Open massi-ang opened 8 months ago

massi-ang commented 8 months ago

While cross encoders have shown better performance than using cosine similarity scores on sentence embeddings, there are no multilingual cross encoders, making this solution only viable for English. Experiments show that an English trained cross-encoder does not capture semantic meaning in languages other than English but only word similarity.

This feature suggests to add using embedding models and normalized vector similarity (like cosine similarity) between pairs of passages to score the semantic relevance of passages to queries.

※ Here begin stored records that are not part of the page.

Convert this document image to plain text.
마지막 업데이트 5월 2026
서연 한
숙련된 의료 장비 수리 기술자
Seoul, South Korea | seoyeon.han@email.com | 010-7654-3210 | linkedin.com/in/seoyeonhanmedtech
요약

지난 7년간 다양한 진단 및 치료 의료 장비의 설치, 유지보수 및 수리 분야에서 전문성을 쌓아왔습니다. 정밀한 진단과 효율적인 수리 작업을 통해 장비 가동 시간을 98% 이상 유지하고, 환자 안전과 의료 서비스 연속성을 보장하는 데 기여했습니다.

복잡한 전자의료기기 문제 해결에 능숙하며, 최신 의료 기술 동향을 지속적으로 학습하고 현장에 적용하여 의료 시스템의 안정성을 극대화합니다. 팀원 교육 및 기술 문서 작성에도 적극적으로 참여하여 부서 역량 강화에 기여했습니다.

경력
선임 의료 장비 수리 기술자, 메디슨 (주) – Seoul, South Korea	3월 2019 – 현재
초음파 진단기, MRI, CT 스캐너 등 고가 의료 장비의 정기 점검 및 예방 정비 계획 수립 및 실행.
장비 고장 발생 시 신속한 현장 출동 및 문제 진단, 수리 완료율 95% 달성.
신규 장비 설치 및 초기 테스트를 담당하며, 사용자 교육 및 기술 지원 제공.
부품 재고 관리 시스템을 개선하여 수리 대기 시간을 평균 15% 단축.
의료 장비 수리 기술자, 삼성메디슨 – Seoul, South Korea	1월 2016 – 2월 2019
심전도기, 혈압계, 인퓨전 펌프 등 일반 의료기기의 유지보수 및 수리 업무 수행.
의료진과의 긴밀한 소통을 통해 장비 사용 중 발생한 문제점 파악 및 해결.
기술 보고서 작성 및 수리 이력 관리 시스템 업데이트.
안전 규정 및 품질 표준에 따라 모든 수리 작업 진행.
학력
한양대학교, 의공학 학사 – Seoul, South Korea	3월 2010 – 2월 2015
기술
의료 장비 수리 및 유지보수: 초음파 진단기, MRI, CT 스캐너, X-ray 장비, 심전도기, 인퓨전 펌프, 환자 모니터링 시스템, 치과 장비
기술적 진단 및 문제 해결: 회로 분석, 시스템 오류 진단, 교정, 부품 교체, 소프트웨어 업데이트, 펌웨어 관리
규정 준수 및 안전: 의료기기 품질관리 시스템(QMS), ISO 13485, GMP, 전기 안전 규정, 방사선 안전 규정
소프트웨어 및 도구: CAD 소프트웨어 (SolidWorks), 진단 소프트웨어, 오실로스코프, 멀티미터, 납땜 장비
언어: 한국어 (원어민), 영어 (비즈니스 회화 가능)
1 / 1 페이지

ystoneman commented 4 months ago

Cohere's Rerank 3 is multilingual @massi-ang, supporting over 100 languages. It also has 4k context length, whereas cross-encoder/ms-marco-MiniLM-L-12-v2 has a max context length of 512.

This project already supports a wide range of external APIs as options for the text-text models, so why not also include the option for folks to include their Cohere API key and use Rerank 3?

I already did a quick comparison between Rerank 2 and marco MiniLM, and Rerank 2 ranked the results much better: with my query asking about image generation regulations, Rerank 2 put image-generated related responses at the top of the list, whereas marco's responses did not include anything about image generation.

I could not find an open-source model with as much language support as Cohere Rerank 3.

If I add support for Cohere Rerank 3, would that resolve this issue @massi-ang?